On 1 May, the Federal Treasurer issued a severe warning for directors and senior executives of financial institutions. He said that APRA’s Report into breaches by the Commonwealth Bank is “required reading” for all financial institutions – not just bank boards and they need to:
“read it very closely and ask themselves the hard questions at the next meeting. I expect them to do so. And their shareholders should expect them to do so and their customers should expect them to do so or take their business elsewhere.”
The Report can be accessed here. It followed allegations that the Commonwealth Bank failed to prevent money laundering and terrorism financing. The 110 page Report slams the Bank’s board, senior management and culture for widespread complacency, overconfidence, excessive complexity and insularity.
According to the Report, the focus on financial success meant that the Board and senior executives were not alerted to the deteriorating risk profile. This was particularly apparent in the management of its operational, compliance and conduct risks (ie non-financial risks).
In addition to significantly damaging its reputation and public standing,the Bank now must have an additional $1 billion in regulatory capital and there is a recommended reduction of millions in executive bonuses.
Senior leadership came in for special criticism, with the Report finding they were slow to recognise and address emerging threats to the Bank’s reputation.
What lessons are there for super funds?
The concerns raised by the Report are of general application to financial institutions. It means that superannuation funds’ boards and senior management should ask the primary question: Is profitability pursued at the expense of risk management?
The questions that directors and senior management should also ask include the following:
- Is there adequate oversight and challenge by the Board and its committees of emerging non-financial risks?

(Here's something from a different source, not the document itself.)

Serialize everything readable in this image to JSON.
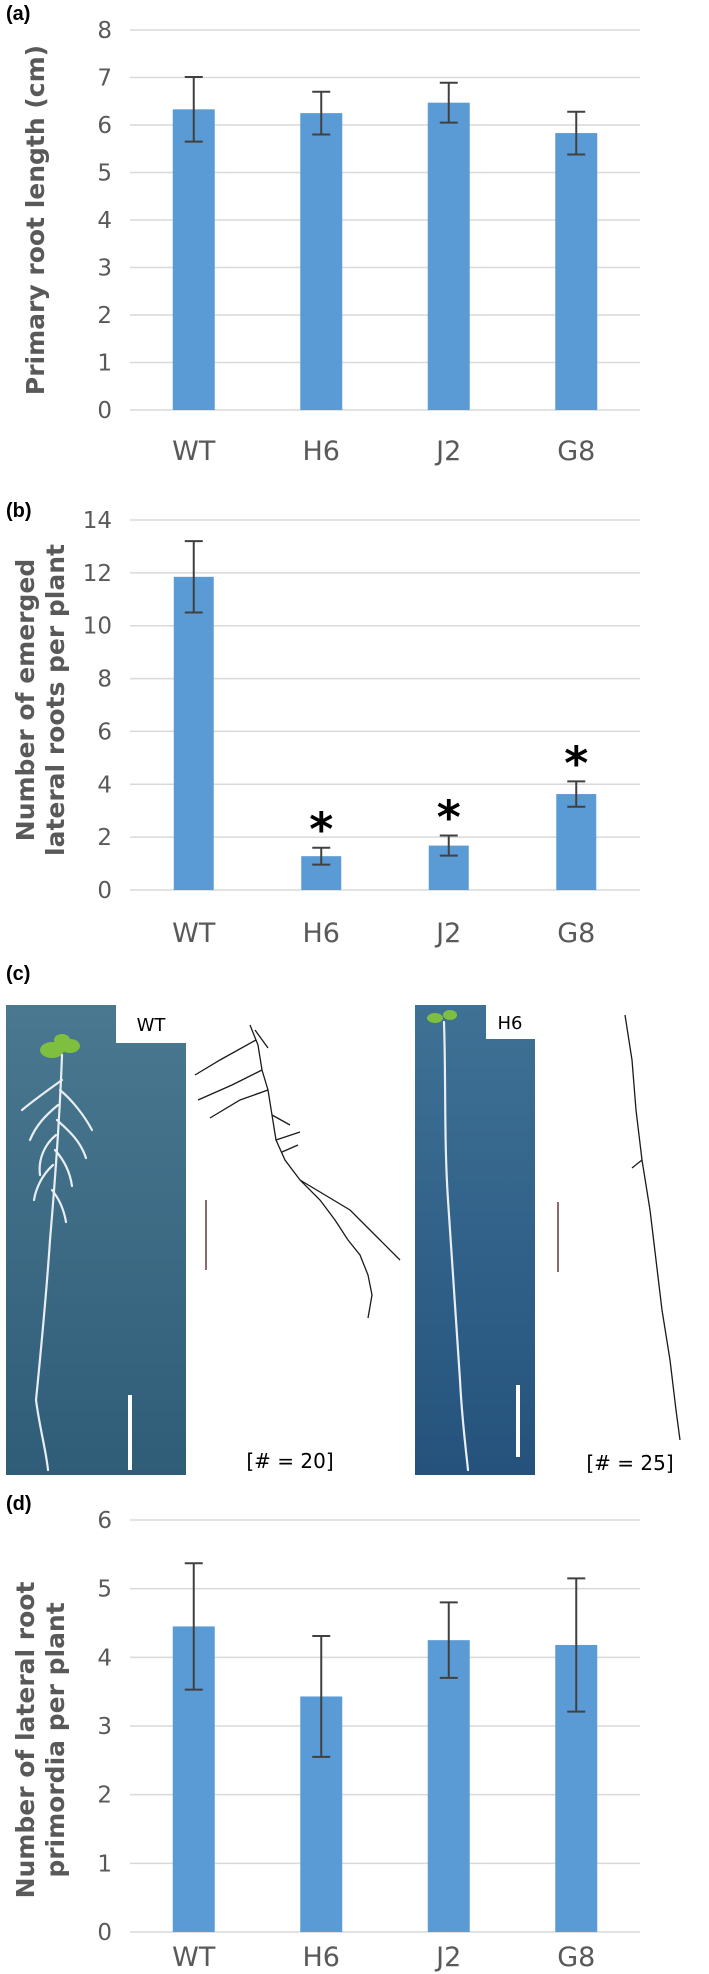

- Are there clear accountabilities, starting with key risks at the Executive Committee level?
- Are there weaknesses in how issues, incidents and risks are identified and escalated or a lack of urgency in their subsequent management and resolution?

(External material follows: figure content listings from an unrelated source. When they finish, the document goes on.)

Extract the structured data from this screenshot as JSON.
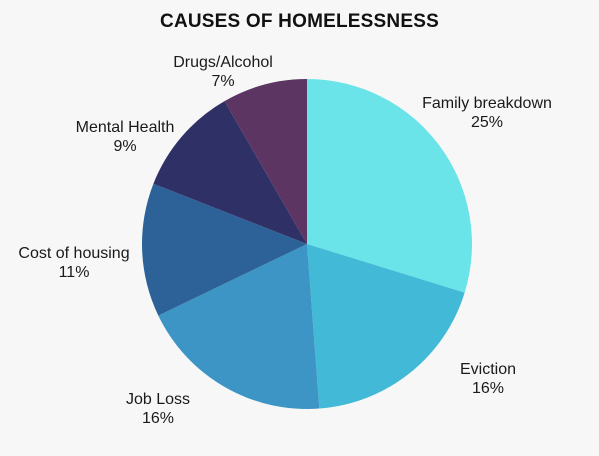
{
  "chart_data": {
    "type": "pie",
    "title": "CAUSES OF HOMELESSNESS",
    "slices": [
      {
        "label": "Family breakdown",
        "value": 25,
        "value_label": "25%",
        "color": "#6ae4e8"
      },
      {
        "label": "Eviction",
        "value": 16,
        "value_label": "16%",
        "color": "#42b9d7"
      },
      {
        "label": "Job Loss",
        "value": 16,
        "value_label": "16%",
        "color": "#3d95c5"
      },
      {
        "label": "Cost of housing",
        "value": 11,
        "value_label": "11%",
        "color": "#2d6299"
      },
      {
        "label": "Mental Health",
        "value": 9,
        "value_label": "9%",
        "color": "#2f3166"
      },
      {
        "label": "Drugs/Alcohol",
        "value": 7,
        "value_label": "7%",
        "color": "#5c3563"
      }
    ]
  }
}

- Is the decision-making process overly complex and bureaucratic? Does it favour collaboration over timely and effective outcomes? Does it slow the detection of risk failings?
- Does the operational risk management framework work as well in practice as on paper? Is it supported by a mature and well-resourced compliance function?
- Does the remuneration framework have implications for senior managers and above when poor risk or customer outcomes arise? Are staff incentives designed to produce good customer outcomes?
- What is the culture of the organisation? Is there a sense of complacency? Is there a reactive stance in dealing with risks? Is it insular? Does it learn from experiences and mistakes? Is there an overly collegial and collaborative working environment that reduces the opportunity for constructive criticism, timely decision-making and a focus on outcomes?
Useful tools to consider
The message for super funds includes the following 5 key tools for addressing these issues:
- Ensuring there is more rigorous Board and Executive Committee level governance of non-financial risks.
- Having exacting accountability standards, reinforced by remuneration practices.
- Substantially upgrading the authority and capability of the operational risk management and compliance functions.
- Injecting into the fund’s culture a “should we” question in relation to all dealings with members and decisions relating to them.
- Instigating cultural change that moves from reactive and complacent to empowered, challenging and striving for best practice in risk identification and remediation.
APRA recommends/requires a self-assessment
Wayne Byres (the Chairman of APRA) said that the Report provides:
“important insight for all financial institutions, particularly about the need to maintain a broad focus on all aspects of risk and stakeholder interest and not allow financial success to mask or detract from other important measures of an institution’s performance and risk profile.”
APRA made the following statements of note arising out of the Report:
- All regulated financial institutions will benefit from conducting a self-assessment, to gauge whether similar issues might exist in their institutions.
- APRA supervisors will be using the Report to aid their supervision activities.
- APRA will expect institutions to be able to demonstrate how they have considered the issues within the Report.
- For the largest financial institutions, APRA will be seeking written assessments that have been reviewed and endorsed by their Boards.